Et ces fondamentaux, ce sont les tobe. Il s’agirait de faire renaître les anciens hameaux et petits bourgs de campagne dans lesquels les gens vivaient pendant la saison des pluies avant de rentrer au village pour le nourrir pendant la saison sèche. «Ces tobe vont devenir dans chaque commune des outils et des forces de lutte contre la vie chère», affirme Boinali Saïd. Trois ou quatre exploitants s’y installeraient pour cultiver la terre aux alentours.
Les tobe seraient donc des sortes de coopératives avec une dimension sociale dans lesquelles les terres seraient mises à disposition par la puissance publique via une société foncière départementale. Cela impliquerait un remembrement voire une politique publique d’acquisition foncière pour réaménager les campagnes.
La recherche comme la formation des exploitants occuperaient une place essentielle dans ce projet.
Le 1er tobe sur l’îlot Mtsamboro
Boinali Saïd ne lance pas ce projet en l’air pour tenter de reprendre la main sur un combat politique où des solutions ont déjà été tentées comme le bouclier qualité prix ou l’encadrement des marges des hydrocarbures de Victorin Lurel. Boinali Saïd veut embarquer le monde agricole de Mayotte avec lui en faisant valider la démarche par les associations et les organismes agricoles.
Il veut également créer un comité de pilotage avec l’Etat et les communes et obtenir l’accompagnement des porteurs de projets «jusqu’à leur financement».

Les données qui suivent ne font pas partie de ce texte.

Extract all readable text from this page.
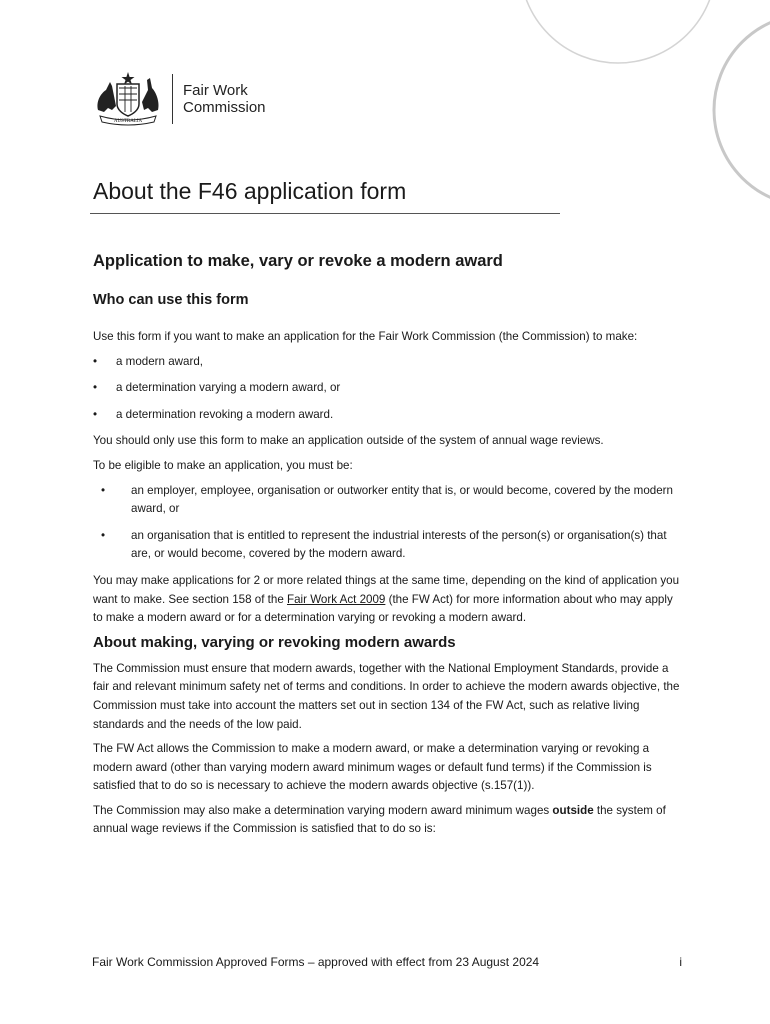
AUSTRALIA
Fair Work
Commission
About the F46 application form
Application to make, vary or revoke a modern award
Who can use this form

Use this form if you want to make an application for the Fair Work Commission (the Commission) to make:

• a modern award,
• a determination varying a modern award, or
• a determination revoking a modern award.

You should only use this form to make an application outside of the system of annual wage reviews.

To be eligible to make an application, you must be:

• an employer, employee, organisation or outworker entity that is, or would become, covered by the modern award, or
• an organisation that is entitled to represent the industrial interests of the person(s) or organisation(s) that are, or would become, covered by the modern award.

You may make applications for 2 or more related things at the same time, depending on the kind of application you want to make. See section 158 of the Fair Work Act 2009 (the FW Act) for more information about who may apply to make a modern award or for a determination varying or revoking a modern award.

About making, varying or revoking modern awards

The Commission must ensure that modern awards, together with the National Employment Standards, provide a fair and relevant minimum safety net of terms and conditions. In order to achieve the modern awards objective, the Commission must take into account the matters set out in section 134 of the FW Act, such as relative living standards and the needs of the low paid.

The FW Act allows the Commission to make a modern award, or make a determination varying or revoking a modern award (other than varying modern award minimum wages or default fund terms) if the Commission is satisfied that to do so is necessary to achieve the modern awards objective (s.157(1)).

The Commission may also make a determination varying modern award minimum wages outside the system of annual wage reviews if the Commission is satisfied that to do so is:

Fair Work Commission Approved Forms – approved with effect from 23 August 2024	i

Ce projet peut surprendre tant il semble décalé mais il a le mérite de poser les questions de la production, la productivité, l’aménagement de l’espace rural, la professionnalisation de l’agriculture mahoraise. Le député y croit dur comme fer et un des premiers tobe qu’il souhaite voir émerger serait situé sur l’îlot Mtsamboro. Boinali Saïd s’y rendra d’ailleurs le 7 mars prochain pour visiter le site et demander au maire qu’un «tobe pilote» y soit créé.